Ce soir-là, après un repas digne des rois grâce au gibier du jour, Tristan chantonne gaiement un refrain en duo avec ma mère dans la cuisine, les mains dans l’eau de la vaisselle – Oui, oui ! Dans la vaisselle !

Je souris de bonheur et de bien-être en observant les étoiles depuis la terrasse. Je me sens sereine. Ce week-end est plus plaisant et convivial que je ne l’aurais pensé, finalement.

Christian me rejoint, me tendant une tasse de mon thé préféré qu’il m’a préparé avec amour. Je le remercie et souffle délicatement sur le breuvage fumant, mes deux mains entourant le gobelet pour me réchauffer. Des sons de plus en plus enivrés s’échappent de l’intérieur de la bâtisse, et mon beau-père et moi rions doucement, complices, en les entendant ainsi s’amuser, probablement un peu saoulés par le vin du repas.

« - C’est un garçon charmant, me murmure-t-il alors.

- Oui… je réponds simplement en souriant doucement. Maman l’a toujours beaucoup aimé.

- Je l’aime bien aussi. Et je vous trouve parfaitement assortis, ajoute-t-il après avoir bu une gorgée de son propre thé.

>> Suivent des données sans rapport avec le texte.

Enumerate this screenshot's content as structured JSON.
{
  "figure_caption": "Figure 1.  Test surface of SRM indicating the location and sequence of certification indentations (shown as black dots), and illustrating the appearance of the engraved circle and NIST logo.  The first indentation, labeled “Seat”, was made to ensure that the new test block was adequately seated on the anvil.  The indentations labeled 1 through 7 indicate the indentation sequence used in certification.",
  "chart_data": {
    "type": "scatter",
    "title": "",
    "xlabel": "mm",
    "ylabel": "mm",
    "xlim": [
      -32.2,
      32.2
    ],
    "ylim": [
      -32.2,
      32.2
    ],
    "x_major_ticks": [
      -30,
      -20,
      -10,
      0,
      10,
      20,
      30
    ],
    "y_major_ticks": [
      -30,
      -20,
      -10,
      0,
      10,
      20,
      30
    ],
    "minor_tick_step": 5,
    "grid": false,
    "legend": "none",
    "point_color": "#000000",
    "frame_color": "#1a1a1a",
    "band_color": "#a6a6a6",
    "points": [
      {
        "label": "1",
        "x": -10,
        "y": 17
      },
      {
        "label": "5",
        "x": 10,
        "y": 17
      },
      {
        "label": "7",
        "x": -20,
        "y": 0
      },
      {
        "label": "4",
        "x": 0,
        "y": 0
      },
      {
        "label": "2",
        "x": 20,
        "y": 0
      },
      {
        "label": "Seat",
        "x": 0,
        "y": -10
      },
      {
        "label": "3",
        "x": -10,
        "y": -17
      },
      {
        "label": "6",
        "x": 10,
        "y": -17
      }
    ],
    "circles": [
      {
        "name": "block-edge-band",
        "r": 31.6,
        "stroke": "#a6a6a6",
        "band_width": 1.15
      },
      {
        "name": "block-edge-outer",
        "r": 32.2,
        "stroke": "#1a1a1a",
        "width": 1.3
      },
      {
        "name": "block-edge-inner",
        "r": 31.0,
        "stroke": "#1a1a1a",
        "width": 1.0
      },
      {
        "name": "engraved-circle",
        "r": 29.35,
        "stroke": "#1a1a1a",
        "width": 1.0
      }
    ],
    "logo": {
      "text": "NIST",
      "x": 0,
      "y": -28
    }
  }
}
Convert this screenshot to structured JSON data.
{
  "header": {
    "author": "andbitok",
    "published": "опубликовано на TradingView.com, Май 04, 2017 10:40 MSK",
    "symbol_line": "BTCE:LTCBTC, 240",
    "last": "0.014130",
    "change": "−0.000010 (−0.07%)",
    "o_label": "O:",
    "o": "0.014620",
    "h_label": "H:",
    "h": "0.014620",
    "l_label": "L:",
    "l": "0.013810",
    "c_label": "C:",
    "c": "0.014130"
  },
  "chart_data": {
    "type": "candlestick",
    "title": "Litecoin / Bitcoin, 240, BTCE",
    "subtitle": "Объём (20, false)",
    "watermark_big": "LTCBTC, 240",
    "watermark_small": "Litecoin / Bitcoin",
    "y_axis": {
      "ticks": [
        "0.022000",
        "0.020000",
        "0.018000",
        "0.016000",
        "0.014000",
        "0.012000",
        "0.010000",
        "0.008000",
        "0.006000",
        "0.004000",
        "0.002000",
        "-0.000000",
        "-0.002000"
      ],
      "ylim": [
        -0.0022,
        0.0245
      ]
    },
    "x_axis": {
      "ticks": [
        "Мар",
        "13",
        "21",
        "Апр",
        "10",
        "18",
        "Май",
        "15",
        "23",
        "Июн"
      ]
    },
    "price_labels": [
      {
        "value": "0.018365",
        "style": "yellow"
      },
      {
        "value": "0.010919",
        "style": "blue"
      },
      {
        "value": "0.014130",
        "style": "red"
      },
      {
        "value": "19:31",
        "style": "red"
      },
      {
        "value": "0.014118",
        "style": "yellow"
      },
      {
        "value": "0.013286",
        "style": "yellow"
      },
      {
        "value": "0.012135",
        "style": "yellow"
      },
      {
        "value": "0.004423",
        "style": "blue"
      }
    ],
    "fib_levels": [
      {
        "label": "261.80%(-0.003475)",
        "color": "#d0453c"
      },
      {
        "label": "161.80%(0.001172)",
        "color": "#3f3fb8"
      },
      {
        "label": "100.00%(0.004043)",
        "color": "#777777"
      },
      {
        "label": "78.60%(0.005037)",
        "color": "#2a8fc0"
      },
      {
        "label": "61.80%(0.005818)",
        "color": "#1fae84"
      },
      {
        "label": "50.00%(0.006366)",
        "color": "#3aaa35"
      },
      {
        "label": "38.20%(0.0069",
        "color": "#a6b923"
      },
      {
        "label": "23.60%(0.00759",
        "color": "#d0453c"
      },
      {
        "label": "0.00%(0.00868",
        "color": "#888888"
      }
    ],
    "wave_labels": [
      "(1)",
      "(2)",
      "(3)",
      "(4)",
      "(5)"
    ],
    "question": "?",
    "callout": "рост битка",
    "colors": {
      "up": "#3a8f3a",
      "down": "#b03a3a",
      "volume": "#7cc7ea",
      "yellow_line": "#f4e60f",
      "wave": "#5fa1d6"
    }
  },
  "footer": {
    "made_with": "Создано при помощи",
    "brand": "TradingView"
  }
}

- Oh pitié ! Pas toi… je m’offusque légèrement en soupirant.

- Tu sais, continue Christian, après un instant de contemplation astral à mes côtés. Ta mère m’a expliqué ce qu’il s’est passé entre vous deux, et je comprends ton amertume à son égard. Mais… Parfois… La vie nous offre une seconde chance…

- Ce n’est pas aussi simple… je lui souffle, subitement attristée.

- On fait tous des erreurs… Et je sais de quoi je parle ! On ne peut pas changer le passé, certes, mais on peut agir sur le présent pour reconstruire l’avenir. Or, je n’ai pas l’impression qu’il souhaite refaire la même bêtise. Et puis… Tu as le droit d’être heureuse à nouveau. Avec lui, peut-être encore ? »

Je reste muette, soudain plongée dans les pensées qui s’agitent à nouveau comme une tornade dans ma tête, déstabilisée par ses propos.

« - Et je ne te dirais pas cela si je ne pensais pas qu’il te mérite vraiment, petite Lola. » ajoute-t-il avec un petit sourire délicat.

Je ne sais que répondre à ce discours très humble mais sage et attendrissant. Alors je le regarde simplement, les yeux pleins d’émotion, soudain totalement perdue et désemparée.

Il me sourit tendrement, replace une mèche de cheveux derrière mon oreille, puis me caresse délicatement la joue et dépose un doux baiser sur mon front, avant de s’éloigner, me laissant seule avec mes pensées devant l’immensité majestueuse de la voie lactée.